Montessori en Waldorf scholen zijn twee populaire soorten scholen voor kleuters en basisschoolleeftijdskinderen. Maar veel mensen weten niet precies wat de verschillen zijn tussen de twee scholen. Lees verder voor meer informatie en ontdek de verschillen.
Montessorischolen geloven in het volgen van het kind. Dus het kind kiest wat hij wil leren en de leraar begeleidt het leren. Deze aanpak is zeer praktisch en studentgericht.
Waldorf gebruikt een leraargerichte benadering in de klas. Academische vakken worden pas aan kinderen voorgesteld op een leeftijd die typisch later is dan die van studenten op Montessorischolen. Traditionele academische vakken - wiskunde, lezen en schrijven - worden gezien als niet de meest plezierige leerervaringen voor kinderen en worden zo uitgesteld tot de leeftijd van zeven jaar of zo. In plaats daarvan worden studenten aangemoedigd om hun dagen te vullen met fantasierijke activiteiten, zoals het spelen van make-geloven, kunst en muziek.
Montessori heeft op zichzelf geen vaste spiritualiteit. Het is zeer flexibel en aanpasbaar aan individuele behoeften en overtuigingen.
Waldorf is geworteld in antroposofie. Deze filosofie gelooft dat mensen, om de werking van het universum te begrijpen, eerst inzicht moeten hebben in de mensheid.
Montessori en Waldorf herkennen en respecteren de behoefte van een kind aan ritme en orde in zijn dagelijkse routine.

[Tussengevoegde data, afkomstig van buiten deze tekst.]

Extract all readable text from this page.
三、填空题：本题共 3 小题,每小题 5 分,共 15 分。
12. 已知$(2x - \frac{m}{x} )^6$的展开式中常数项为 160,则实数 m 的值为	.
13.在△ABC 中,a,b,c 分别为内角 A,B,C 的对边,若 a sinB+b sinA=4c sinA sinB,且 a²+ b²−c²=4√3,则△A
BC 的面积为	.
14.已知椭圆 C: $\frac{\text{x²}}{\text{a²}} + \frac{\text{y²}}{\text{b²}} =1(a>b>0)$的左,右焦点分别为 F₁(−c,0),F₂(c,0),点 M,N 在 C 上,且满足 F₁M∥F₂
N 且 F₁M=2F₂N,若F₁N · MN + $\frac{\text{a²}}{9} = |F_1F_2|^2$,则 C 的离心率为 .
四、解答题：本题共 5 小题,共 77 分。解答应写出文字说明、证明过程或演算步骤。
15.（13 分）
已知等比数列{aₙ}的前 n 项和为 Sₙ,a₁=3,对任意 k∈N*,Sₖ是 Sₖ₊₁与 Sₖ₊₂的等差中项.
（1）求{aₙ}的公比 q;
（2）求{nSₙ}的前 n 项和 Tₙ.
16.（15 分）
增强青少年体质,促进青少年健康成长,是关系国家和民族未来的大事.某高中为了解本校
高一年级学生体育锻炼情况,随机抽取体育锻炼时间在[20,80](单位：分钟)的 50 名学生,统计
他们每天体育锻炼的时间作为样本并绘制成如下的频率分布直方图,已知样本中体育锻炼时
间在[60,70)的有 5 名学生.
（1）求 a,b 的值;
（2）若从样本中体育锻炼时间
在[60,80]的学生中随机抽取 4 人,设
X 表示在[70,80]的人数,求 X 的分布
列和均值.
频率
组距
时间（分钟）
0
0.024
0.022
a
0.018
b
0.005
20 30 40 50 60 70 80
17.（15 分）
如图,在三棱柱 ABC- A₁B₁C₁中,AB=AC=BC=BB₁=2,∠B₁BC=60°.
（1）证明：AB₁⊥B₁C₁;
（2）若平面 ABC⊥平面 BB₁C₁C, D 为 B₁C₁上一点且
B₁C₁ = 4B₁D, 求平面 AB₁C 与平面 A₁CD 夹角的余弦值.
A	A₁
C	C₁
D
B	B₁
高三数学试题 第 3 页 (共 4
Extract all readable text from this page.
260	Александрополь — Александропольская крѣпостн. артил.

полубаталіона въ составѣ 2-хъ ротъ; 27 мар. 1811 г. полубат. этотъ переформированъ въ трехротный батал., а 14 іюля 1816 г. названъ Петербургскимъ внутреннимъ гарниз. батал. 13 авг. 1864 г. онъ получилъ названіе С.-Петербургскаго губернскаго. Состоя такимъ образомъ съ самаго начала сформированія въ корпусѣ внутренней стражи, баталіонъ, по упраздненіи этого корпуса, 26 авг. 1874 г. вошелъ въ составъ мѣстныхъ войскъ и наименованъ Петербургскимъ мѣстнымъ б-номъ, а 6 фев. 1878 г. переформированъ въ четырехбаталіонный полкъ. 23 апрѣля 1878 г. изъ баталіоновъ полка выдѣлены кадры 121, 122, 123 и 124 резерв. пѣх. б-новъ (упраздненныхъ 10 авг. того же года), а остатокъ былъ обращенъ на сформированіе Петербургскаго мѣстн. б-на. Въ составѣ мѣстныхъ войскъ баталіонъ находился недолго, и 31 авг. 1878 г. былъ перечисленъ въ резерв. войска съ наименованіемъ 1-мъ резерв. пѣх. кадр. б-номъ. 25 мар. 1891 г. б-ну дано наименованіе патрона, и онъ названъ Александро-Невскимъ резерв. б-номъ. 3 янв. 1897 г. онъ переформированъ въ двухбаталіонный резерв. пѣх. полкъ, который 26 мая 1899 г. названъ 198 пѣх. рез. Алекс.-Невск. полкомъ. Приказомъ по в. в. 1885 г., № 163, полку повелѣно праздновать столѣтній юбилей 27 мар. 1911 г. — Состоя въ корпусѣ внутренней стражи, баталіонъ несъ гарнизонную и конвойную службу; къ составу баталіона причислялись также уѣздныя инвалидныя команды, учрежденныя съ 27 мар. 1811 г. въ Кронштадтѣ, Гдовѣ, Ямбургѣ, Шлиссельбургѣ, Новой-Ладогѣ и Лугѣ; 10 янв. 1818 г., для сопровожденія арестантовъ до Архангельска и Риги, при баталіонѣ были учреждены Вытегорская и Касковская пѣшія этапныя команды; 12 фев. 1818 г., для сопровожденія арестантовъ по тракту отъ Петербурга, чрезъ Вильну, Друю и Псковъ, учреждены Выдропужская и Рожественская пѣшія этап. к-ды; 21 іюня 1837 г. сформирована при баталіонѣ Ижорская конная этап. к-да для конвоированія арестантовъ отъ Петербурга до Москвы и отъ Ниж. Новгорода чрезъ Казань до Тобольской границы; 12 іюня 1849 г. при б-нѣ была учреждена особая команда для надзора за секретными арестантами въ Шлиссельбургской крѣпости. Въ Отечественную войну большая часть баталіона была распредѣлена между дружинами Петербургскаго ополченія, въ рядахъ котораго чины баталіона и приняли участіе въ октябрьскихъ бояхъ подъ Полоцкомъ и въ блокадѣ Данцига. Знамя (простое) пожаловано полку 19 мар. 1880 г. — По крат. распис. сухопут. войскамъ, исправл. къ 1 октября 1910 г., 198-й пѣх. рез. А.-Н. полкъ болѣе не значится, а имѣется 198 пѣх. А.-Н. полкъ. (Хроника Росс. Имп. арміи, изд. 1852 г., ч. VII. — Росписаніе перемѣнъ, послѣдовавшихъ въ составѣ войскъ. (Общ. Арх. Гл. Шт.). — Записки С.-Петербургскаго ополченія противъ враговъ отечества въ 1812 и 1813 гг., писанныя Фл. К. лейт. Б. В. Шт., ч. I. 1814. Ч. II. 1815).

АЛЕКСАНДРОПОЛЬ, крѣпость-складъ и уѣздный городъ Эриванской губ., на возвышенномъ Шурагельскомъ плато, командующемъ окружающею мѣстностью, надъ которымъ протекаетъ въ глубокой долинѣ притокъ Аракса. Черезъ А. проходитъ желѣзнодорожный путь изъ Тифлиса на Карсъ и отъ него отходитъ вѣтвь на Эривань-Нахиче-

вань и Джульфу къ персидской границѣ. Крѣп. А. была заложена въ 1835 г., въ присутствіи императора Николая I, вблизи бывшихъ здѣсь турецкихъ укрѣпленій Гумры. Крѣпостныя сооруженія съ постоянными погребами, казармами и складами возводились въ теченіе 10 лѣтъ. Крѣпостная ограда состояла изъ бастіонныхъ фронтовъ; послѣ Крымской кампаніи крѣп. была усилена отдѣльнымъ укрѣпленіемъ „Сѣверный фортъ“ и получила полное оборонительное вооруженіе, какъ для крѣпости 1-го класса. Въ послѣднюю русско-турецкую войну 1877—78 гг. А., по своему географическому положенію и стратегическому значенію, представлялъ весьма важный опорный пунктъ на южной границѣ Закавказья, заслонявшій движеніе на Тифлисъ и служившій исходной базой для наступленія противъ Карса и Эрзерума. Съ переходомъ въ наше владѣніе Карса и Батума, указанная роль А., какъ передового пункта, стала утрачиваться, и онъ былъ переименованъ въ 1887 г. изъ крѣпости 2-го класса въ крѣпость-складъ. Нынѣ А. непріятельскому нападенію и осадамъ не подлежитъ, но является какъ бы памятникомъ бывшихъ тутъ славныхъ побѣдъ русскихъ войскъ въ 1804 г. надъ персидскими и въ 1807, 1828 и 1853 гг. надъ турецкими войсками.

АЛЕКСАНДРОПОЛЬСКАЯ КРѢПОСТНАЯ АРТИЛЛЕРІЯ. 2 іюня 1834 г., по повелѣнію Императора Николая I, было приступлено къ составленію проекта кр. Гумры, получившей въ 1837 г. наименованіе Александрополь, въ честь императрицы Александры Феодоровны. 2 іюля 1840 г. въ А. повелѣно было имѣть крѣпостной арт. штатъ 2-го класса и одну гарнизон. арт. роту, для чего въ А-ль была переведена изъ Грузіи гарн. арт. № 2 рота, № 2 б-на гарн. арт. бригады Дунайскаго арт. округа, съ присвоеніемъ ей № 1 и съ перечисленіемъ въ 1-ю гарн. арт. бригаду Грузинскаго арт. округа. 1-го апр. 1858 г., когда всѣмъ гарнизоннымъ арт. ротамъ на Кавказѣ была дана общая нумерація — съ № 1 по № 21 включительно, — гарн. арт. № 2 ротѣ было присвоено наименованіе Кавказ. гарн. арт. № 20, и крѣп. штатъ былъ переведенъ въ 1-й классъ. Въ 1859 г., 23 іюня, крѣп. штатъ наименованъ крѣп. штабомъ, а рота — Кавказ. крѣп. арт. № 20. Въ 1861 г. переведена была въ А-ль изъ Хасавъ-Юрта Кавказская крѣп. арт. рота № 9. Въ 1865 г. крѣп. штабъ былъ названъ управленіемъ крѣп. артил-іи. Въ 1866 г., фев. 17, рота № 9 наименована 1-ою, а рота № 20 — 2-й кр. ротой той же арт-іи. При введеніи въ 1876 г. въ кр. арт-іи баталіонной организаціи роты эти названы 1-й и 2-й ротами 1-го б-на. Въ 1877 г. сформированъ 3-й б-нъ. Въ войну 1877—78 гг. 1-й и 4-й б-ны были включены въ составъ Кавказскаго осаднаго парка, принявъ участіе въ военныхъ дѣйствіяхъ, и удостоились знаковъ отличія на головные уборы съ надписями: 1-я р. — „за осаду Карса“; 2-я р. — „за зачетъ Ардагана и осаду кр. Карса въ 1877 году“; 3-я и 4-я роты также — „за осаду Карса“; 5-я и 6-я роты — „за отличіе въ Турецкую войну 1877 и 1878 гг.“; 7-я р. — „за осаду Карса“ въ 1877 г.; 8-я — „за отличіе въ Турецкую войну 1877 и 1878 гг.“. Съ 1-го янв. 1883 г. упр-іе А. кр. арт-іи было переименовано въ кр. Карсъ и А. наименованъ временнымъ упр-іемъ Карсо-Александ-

Ze kiezen ervoor om die behoefte op verschillende manieren te herkennen. Neem bijvoorbeeld speelgoed. Madame Montessori vond dat kinderen niet alleen moeten spelen, maar ook moeten spelen met speelgoed dat hen concepten leert. Montessori-scholen gebruiken door Montessori ontworpen en goedgekeurd speelgoed.
Een Waldorf-opleiding moedigt het kind aan om zijn eigen speelgoed te maken van materialen die bij de hand zijn. Het gebruiken van de verbeelding is het belangrijkste 'werk' van het kind, stelt de Steiner-methode.
Zowel Montessori als Waldorf gebruiken curricula die qua ontwikkeling geschikt zijn. Beide benaderingen geloven in een praktische en intellectuele benadering van leren. Beide benaderingen werken ook in meerjarige cycli als het gaat om de ontwikkeling van kinderen. Montessori gebruikt cycli van zes jaar. Waldorf werkt in cycli van zeven jaar.
Zowel Montessori als Waldorf hebben een sterk gevoel van maatschappelijke hervorming ingebouwd in hun onderwijs. Ze geloven in het ontwikkelen van het hele kind, het leren om zelf te denken en vooral laten zien hoe het geweld kan voorkomen. Dit zijn prachtige idealen die helpen een betere wereld voor de toekomst op te bouwen.
Montessori en Waldorf gebruiken niet-traditionele beoordelingsmethoden. Testen en beoordelen maken geen deel uit van beide methoden.
Montessori laat meestal het gebruik van populaire media over aan individuele ouders om te beslissen. In het ideale geval is de hoeveelheid tv die een kind kijkt beperkt. Idem het gebruik van mobiele telefoons en andere apparaten.
Waldorf is meestal vrij rigide over het niet willen van jonge mensen die worden blootgesteld aan populaire media. Waldorf wil dat kinderen hun eigen werelden creëren. Je zult geen computers vinden in een Waldorf klaslokaal behalve in de bovenbouw.
De reden waarom tv en dvd's niet populair zijn in Montessori- en Waldorf-kringen, is dat beide willen dat kinderen hun verbeelding ontwikkelen. Tv kijken geeft kinderen iets om te kopiëren, niet om te creëren. Waldorf heeft de neiging om een premie te leggen op fantasie of verbeelding, zelfs tot het punt waarop het lezen enigszins wordt vertraagd.